Entscheidung des BVerfG

Das Bundesverfassungsgericht hat die Verfassungsbeschwerden abgelehnt. In der Beschlussbegründung führten die Richter aus: Der Eingriff in das Recht auf körperliche Unversehrtheit und Berufsfreiheit sei verfassungsrechtlich gerechtfertigt, da die Erbringung der Nachweispflichten einer COVID-19-Impfung oder Genesung verhältnismäßig sei. Legitimer Zweck des streitgegenständlichen Gesetzes sei es, vulnerable Menschen vor einer Infektion mit dem Corona-Virus zu schützen.

Für bestimmte Menschen bestehe aufgrund ihres Gesundheitszustandes ein erhöhtes Risiko für einen schweren oder sogar tödlichen Krankheitsverlauf. „Die Annahme des Gesetzgebers, es bestehe insoweit eine erhebliche Gefahrenlage für gewichtige Schutzgüter, die gesetzgeberisches Handeln erforderlich mache, beruht auf hinreichend tragfähigen tatsächlichen Erkenntnissen. Der Gesetzgeber konnte zum Zeitpunkt der Verabschiedung des Gesetzes von einer sich verschärfenden pandemischen Lage und einer damit einhergehenden besonderen Gefährdung älterer und vorerkrankter Menschen ausgehen. Die Annahme insbesondere einer besonderen Gefährdung dieser vulnerablen Menschen trägt nach wie vor“, urteilten die Richter des Bundesverfassungsgerichts.

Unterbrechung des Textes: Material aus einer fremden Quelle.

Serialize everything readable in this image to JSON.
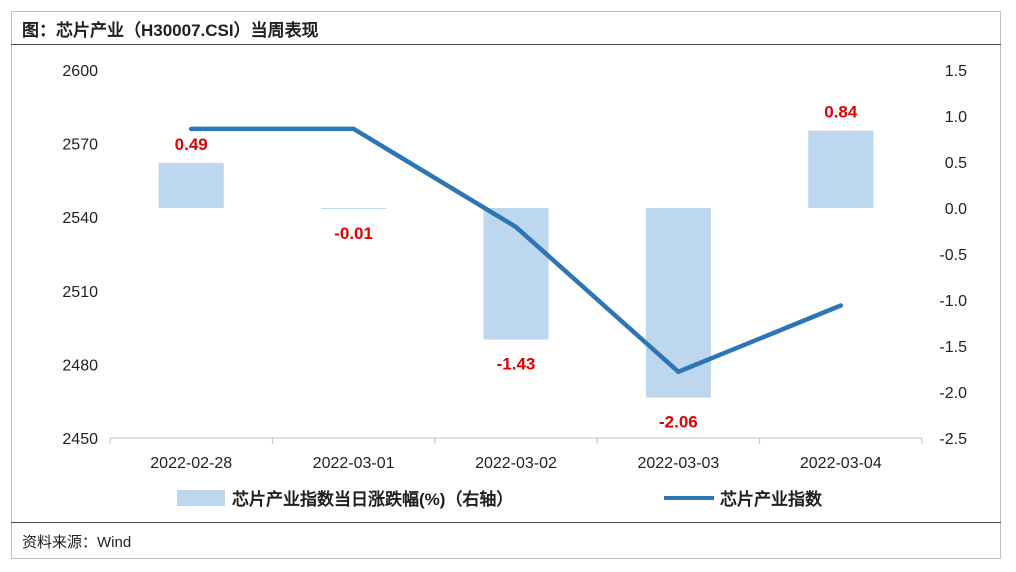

Dem Eingriff in die körperliche Unversehrtheit und Berufsfreiheit der Betroffenen stünden Verfassungsgüter mit überragendem Stellenwert gegenüber: Der Staat habe eine Schutzpflicht aus Art. 2 Abs 2 Grundgesetz, sich schützend vor das Leben und die körperliche Unversehrtheit seiner Bürger zu stellen. Die Richter führten weiter aus: „Neben dem erhöhten Risiko, schwerwiegend oder sogar tödlich an COVID-19 zu erkranken, war die staatliche Schutzpflicht gegenüber vulnerablen Personen auch deshalb in besonderem Maße aktiviert, weil diese nicht oder allenfalls eingeschränkt in der Lage sind, ihr Infektionsrisiko durch eine Impfung selbst zu reduzieren“.

Nach verfassungsrechtlich nicht zu beanstandender Abwägung habe der Schutz vulnerabler Menschen Vorrang vor einer freien Impfentscheidung, so die Verfassungsrichter abschließend.

 

Entnommen aus RdW-Kurzreport 15/2022, Rn. 242.

[1] BVerfG, Beschluss vom 27.04.2022 – 1 BvR 2649/21.